Stuttgart-Zuffenhausen. Der Reporter geht mit seinem südländischen Kumpel ins Leuze um hier Kraft zu tanken. Sauna, Schwimmen und Liegen – das Mineralbad in Bad Cannstatt hat neben gutem Hautverträglichem Wasser viel zu bieten. Derweilen baut die Stadt Stuttgart in Zuffenhausen das europaweit erste mobile Hallenbad in Holzmodulbauweise.
Das neue Hallenbad wird in Holzmodulbauweise errichtet, wobei der Werkstoff Holz eine zentrale Rolle spielt. Die Module werden im Werk vorgefertigt und anschließend vor Ort montiert. Dieser hohe Vorfertigungsgrad sorgt für eine deutlich verkürzte Bauzeit im Vergleich zu konventionellen Bauweisen. Die Verwendung von Holz in der tragenden Konstruktion, der Fassade sowie bei der Unterkonstruktion des Edelstahlbeckens trägt zur Reduktion von CO₂-Emissionen bei und leistet einen wichtigen Beitrag zu einer kreislauffähigen Bauweise.
Das Projekt steht nicht nur für nachhaltiges Bauen, sondern auch für eine innovative Herangehensweise an die Stadtentwicklung. Durch den modularen Aufbau ist das Hallenbad vollständig rückbaubar und kann nach seiner Nutzung an einem anderen Standort erneut aufgebaut werden.
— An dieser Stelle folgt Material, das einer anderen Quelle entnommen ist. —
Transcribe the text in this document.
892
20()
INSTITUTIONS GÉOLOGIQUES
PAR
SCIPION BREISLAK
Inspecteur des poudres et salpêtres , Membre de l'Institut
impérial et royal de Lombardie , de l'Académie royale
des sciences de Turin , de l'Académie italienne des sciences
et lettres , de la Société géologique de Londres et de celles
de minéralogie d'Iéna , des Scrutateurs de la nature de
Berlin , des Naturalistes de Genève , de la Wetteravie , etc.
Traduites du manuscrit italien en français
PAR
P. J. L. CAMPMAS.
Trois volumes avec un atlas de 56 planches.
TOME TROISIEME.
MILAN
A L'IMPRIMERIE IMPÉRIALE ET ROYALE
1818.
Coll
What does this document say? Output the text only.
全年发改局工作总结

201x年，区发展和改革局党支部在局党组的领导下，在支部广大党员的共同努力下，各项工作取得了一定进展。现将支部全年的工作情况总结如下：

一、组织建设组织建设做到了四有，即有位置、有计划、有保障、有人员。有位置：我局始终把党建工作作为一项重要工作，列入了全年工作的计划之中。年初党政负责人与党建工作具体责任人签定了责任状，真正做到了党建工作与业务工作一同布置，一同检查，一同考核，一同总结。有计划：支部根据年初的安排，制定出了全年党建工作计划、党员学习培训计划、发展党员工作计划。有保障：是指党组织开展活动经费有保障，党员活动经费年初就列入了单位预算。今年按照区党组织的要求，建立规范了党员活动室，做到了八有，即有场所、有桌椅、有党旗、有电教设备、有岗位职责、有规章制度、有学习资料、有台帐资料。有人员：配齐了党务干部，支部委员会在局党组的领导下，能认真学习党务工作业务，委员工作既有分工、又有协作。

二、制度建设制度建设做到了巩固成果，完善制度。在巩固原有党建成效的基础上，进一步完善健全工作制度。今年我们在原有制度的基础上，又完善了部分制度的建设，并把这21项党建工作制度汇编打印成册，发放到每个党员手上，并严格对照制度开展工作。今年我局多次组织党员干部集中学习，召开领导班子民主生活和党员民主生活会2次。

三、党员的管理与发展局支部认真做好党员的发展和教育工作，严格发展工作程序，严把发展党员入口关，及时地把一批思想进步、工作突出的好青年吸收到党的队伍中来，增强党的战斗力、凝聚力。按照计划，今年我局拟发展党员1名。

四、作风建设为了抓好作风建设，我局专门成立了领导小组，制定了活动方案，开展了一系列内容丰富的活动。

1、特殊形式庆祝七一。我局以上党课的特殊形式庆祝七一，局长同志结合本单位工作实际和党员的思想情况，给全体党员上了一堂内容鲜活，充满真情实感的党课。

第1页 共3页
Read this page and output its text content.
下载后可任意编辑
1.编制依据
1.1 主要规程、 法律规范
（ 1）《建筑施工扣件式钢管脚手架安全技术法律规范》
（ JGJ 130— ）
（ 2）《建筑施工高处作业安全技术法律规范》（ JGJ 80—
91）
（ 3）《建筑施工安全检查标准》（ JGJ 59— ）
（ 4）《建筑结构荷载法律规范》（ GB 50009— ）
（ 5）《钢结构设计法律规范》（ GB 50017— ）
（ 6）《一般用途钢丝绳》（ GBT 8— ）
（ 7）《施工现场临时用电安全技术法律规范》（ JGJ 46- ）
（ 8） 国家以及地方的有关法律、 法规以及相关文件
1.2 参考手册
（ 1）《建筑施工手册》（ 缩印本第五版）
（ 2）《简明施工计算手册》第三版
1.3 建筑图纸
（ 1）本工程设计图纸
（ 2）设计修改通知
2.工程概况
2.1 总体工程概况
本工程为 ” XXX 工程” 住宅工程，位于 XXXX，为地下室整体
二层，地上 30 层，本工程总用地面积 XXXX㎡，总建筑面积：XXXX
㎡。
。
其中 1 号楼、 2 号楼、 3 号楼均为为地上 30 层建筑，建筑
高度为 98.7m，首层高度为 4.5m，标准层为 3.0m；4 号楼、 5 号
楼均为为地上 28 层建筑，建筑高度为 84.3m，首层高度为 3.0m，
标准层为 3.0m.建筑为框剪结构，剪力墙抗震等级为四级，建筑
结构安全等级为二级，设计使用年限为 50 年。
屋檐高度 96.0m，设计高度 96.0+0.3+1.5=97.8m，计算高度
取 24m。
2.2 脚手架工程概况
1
Flexibilität und Zukunftsfähigkeit
Die Flexibilität des Projekts zeigt sich in den zukünftigen Einsatzorten. Das mobile Hallenbad wird zunächst als Ersatzwasserfläche während des Neubaus des Hallenbads in Zuffenhausen genutzt. Danach ist geplant, das Bad an den Standorten Möhringen und Untertürkheim einzusetzen, um dort als Ersatz für die jeweiligen Hallenbäder zu dienen. So wird das Hallenbad über Jahre hinweg dort eingesetzt, wo der Bedarf an Ersatzwasserflächen besonders hoch ist.
Das Hallenbad bietet eine Wasserfläche von 25 Metern Länge und 12,5 Metern Breite. Die Fertigstellung des Bads am Standort Zuffenhausen ist für Mitte 2026 vorgesehen.
Teil der Internationalen Bauausstellung 2027
Das mobile Hallenbad ist ein Bestandteil des Projektnetzes der Internationalen Bauausstellung 2027 StadtRegion Stuttgart (IBA’27). Die IBA’27 stellt zukunftsweisende Bauprojekte aus der Region zusammen, die innovative Ansätze und neue Lösungen in der Stadtentwicklung aufzeigen. Das mobile Hallenbad erfüllt dabei den Leitgedanken der IBA’27, Ungewohntes und Neues möglich zu machen und sichtbar zu machen.
Die Landeshauptstadt Stuttgart ist Bauherrin des Projekts, das von der POOL out of the BOX GmbH als Totalübernehmerin realisiert wird. Weitere Partner im Projekt sind unter anderem 4a Architekten GmbH, Blumer Lehmann AG, ZELLER Bäderbau GmbH und die Wassertechnik Wertheim GmbH.
Mit dem Fortschritt der Montagearbeiten ist ein wichtiger Schritt in Richtung Fertigstellung erreicht. Das Projekt symbolisiert eine zukunftsorientierte Herangehensweise an den Stadtbau und ist ein Beispiel für den Einsatz von nachhaltigen, innovativen Techniken im Bauwesen.